One of the most immediate decisions you’ll have to make for your new blended family is deciding on living arrangements. Whose house should you live in? Should you buy a new home? How do you squeeze the kids together? How to best ensure everyone feels at home? This information will provide some insight that can guide you in terms of stepfamily living arrangements.
Should you buy a new home for your stepfamily?
If you’re in the position to buy a new home, research suggests that this is probably the best decision, though responses are mixed, and either decision comes with its own set of problems. On one hand, moving to a new home will require additional adjustments during this already difficult transition for some members of the family. (One side or the other would be forced into this position regardless.) On the other hand, starting over in a new home can be symbolic of a new beginning for everyone. It can be an exciting adventure that solidifies you as a family, and it allows you to hunt for a home sufficient for your new needs, which is unlikely in either of your current homes if both of you have children. Around 43% of people start over in a new home.

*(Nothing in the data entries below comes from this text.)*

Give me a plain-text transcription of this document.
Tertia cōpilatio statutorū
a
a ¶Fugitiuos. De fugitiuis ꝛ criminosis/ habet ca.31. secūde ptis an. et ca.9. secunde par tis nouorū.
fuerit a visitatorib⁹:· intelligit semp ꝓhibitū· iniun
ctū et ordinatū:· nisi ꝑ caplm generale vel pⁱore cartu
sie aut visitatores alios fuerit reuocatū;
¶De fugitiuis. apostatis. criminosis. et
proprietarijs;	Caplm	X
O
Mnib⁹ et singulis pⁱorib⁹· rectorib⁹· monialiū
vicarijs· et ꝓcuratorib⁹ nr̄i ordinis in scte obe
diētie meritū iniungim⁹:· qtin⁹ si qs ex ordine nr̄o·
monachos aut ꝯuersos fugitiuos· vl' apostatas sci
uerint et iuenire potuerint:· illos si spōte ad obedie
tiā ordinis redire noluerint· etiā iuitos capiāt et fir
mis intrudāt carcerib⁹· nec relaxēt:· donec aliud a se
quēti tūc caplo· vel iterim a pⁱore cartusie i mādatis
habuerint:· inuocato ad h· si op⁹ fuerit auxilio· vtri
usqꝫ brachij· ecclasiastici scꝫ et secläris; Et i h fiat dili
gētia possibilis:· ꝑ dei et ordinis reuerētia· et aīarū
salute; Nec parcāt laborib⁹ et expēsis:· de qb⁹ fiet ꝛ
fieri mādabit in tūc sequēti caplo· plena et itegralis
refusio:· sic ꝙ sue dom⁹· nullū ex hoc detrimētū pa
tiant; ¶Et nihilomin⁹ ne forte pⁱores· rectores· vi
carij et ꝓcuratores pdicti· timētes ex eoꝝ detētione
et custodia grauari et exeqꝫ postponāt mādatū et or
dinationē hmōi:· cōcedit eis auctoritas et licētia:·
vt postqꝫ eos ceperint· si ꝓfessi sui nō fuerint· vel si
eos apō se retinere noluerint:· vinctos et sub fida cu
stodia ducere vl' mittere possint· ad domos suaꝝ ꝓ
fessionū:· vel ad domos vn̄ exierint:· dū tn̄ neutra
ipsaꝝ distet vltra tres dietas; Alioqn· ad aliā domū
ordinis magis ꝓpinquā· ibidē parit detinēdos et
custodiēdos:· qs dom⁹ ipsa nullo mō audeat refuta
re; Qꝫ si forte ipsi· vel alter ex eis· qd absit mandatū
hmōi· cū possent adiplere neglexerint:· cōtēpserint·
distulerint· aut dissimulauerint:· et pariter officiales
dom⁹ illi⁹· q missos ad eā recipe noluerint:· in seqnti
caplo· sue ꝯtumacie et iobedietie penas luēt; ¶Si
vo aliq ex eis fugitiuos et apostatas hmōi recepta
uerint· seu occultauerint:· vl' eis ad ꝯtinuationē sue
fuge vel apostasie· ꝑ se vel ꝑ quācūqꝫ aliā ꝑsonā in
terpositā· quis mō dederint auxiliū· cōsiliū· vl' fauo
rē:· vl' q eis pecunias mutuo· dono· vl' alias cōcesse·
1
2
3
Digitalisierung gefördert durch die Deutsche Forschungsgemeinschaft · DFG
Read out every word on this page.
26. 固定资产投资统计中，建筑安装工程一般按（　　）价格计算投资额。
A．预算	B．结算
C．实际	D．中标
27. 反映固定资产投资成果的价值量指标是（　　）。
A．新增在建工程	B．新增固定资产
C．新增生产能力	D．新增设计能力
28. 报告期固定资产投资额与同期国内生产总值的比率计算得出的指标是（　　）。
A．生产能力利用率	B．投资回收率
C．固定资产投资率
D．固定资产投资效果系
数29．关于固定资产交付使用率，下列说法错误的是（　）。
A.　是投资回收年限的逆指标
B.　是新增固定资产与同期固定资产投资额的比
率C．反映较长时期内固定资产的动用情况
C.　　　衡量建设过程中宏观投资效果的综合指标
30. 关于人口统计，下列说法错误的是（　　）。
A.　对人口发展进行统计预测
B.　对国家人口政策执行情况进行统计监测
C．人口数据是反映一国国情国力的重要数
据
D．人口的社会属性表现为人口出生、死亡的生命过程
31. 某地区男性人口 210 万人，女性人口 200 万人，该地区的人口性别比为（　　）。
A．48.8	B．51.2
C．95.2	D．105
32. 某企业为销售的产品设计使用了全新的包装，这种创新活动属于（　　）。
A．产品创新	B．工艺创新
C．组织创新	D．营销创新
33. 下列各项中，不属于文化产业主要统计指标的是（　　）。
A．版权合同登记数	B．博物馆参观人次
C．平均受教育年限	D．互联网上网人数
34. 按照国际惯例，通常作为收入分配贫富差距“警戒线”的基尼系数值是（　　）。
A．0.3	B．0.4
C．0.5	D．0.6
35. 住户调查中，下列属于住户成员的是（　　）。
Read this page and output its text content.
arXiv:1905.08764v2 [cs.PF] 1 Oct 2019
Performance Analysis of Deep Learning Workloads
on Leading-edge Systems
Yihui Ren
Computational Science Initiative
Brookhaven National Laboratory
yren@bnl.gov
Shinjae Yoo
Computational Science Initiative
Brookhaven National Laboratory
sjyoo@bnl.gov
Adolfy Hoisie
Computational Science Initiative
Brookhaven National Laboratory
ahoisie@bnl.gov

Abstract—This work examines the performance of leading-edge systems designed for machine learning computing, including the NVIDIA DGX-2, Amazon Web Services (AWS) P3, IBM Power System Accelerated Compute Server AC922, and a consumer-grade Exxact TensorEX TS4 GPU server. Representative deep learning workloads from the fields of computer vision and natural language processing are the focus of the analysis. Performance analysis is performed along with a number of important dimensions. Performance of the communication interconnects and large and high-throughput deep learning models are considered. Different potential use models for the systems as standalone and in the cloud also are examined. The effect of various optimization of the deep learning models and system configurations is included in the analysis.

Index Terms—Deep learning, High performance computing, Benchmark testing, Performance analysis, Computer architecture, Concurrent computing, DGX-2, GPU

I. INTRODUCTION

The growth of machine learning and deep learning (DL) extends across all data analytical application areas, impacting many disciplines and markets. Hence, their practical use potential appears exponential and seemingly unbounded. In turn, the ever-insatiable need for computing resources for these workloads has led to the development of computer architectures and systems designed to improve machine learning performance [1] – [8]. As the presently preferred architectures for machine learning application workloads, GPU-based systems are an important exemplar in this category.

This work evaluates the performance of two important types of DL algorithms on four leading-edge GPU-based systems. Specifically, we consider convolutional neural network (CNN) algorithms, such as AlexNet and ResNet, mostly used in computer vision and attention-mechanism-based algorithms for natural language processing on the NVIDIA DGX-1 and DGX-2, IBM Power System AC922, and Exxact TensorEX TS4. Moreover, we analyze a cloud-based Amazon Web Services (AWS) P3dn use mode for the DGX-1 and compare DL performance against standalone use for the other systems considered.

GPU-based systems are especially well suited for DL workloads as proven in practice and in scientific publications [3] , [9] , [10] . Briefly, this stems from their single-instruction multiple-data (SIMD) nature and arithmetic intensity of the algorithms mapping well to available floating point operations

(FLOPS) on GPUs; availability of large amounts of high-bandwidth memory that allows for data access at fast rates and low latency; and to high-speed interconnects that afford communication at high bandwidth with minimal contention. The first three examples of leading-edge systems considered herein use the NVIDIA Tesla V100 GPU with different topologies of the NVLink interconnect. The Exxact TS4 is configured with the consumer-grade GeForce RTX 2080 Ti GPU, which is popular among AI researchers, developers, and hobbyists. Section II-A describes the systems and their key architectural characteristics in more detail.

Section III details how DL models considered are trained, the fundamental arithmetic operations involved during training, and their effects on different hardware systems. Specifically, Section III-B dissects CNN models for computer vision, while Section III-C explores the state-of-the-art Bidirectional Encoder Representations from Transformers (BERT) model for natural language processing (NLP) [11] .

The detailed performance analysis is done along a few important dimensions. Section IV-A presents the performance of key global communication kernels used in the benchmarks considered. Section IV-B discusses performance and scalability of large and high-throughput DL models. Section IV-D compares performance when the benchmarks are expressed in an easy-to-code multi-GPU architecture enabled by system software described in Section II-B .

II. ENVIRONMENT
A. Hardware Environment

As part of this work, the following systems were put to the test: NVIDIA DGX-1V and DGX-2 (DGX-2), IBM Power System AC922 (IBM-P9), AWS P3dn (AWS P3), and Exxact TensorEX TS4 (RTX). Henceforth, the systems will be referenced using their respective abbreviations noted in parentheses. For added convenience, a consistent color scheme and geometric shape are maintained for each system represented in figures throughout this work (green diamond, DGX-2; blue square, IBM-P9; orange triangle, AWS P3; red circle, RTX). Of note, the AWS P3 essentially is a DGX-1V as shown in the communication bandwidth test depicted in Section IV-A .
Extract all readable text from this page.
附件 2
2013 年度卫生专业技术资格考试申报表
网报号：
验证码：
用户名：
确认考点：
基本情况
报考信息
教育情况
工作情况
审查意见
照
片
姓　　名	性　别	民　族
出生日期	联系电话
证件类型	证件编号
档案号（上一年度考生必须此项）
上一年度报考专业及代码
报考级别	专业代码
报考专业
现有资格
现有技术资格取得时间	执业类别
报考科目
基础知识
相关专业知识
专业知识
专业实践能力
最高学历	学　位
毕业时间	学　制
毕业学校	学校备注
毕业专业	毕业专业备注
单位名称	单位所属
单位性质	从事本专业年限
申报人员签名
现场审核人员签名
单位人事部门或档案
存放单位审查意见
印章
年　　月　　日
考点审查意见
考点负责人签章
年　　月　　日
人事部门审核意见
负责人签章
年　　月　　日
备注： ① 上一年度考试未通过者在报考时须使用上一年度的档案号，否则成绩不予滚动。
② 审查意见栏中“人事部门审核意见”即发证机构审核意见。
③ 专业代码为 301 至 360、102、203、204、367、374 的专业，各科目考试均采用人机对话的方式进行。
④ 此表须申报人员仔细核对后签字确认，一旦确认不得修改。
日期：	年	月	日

Artlip, Artlip and Saltzman report that “Overall, those respondents who continued to live in their former homes after remarriage were 24% more likely to be unsuccessful than those who moved. When the new family lived in the former home of one of the spouses, the members of the family who had not lived there before often felt like intruders. In addition, the family members who had previously lived in the home frequently felt as if their space had been violated. As a result, most families would have preferred to have moved to a new home.” (1993, p. 59)
A lot of this will depend on the needs of the new family. If there’s enough space (and especially enough bedrooms) for everyone, and if neither parent is real picky or territorial when it comes to their home, then you might be fine keeping a pre-existing home.
If you choose to start your stepfamily in a new home
- Involve kids in the house shopping. Obviously you can’t let them make the decision, but you should invite their input so they feel like they’re involved.
- Do your best to keep some of the furniture, decorations, or fixtures from each of your former houses to bring to the new home. This will help everyone feel at home in the new house.
- Try to time your move so that it doesn’t happen in the middle of the school year, which will make things more difficult on your kids.
- Assuming the two of you live in relatively the same area, you might want to try and look for a home that splits your two current ones. This can make it easier for children to stay in touch with friends and might avoid the necessity for children to switch schools.
If you start your stepfamily in one parent’s home
In the Artlip et al. study, 57% of families began their new life in either the man or woman’s home after the wedding, sometimes by choice, other times out of necessity. The most obvious factor in deciding which house to live in will depend on which home better accommodates the family’s needs. If both homes are comparable, you should try to go with the one that requires the fewest kid moves, unless there are other factors you need to consider. If only one person has kids, it’s usually best to have the other spouse move in with them, regardless of who has the better house. Once again, talk things over with the kids and get an idea of where they stand on the matter.
- If you can’t afford to move, let the incoming kids redecorate their own rooms or arrange it how they’d like so it feels like their own territory.
- Consider room arrangements carefully. A child who loses the “best” room in the house to a new stepsibling can develop a lot of animosity. Same for kids who had their own room before but now must share. So consider these living arrangements carefully. If it’s necessary to make such moves then you do what must, but you should expect a lot of battles over turf at first.
Younger kids are typically more amicable to sharing than older ones. Teenagers especially crave their privacy. So it might be better to decide room arrangements based on age rather than sex. If kids must share a room, see the information in our Super Siblings book for when kids share a room.
General advice on stepfamily living arrangements
- Try to give your kids access to a locked area that is all their own. One of the most common issues to arise in stepfamilies between siblings is that everyone gets into each other’s stuff. You can prevent a lot of these fights from happening by giving each child a locked cabinet, closet, or other space where they can store some of their more personal items that they don’t want the other kids getting into.
- Try to ensure that each child has a space of their own – somewhere to get away to. This can be as simple as giving a kid a beanbag in a corner of the basements with a curtain they can draw or a divider that gives them a little privacy. You also might build a partitioned clubhouse in the backyard that gives each child their own little area. Kids are going to get overwhelmed, especially at first. Having an area of their own that they can withdraw to not only helps them to cope, but it diminishes the arguments that would otherwise occur by providing an outlet of escape.
- Redecorating can be fraught with issues, especially when it’s someone else’s house. One parent may desire to make a home her own, whereas the kids have a fondness for the way things are, especially if they’re reminiscent of the prior family. So talk this issue over ahead of time, and realize that each person may have to compromise on what they want.
- Try to involve stepkids in any redecoration projects whenever possible. Once again, this does not mean you have to cede control, but invite their input and have them help pick out any new items.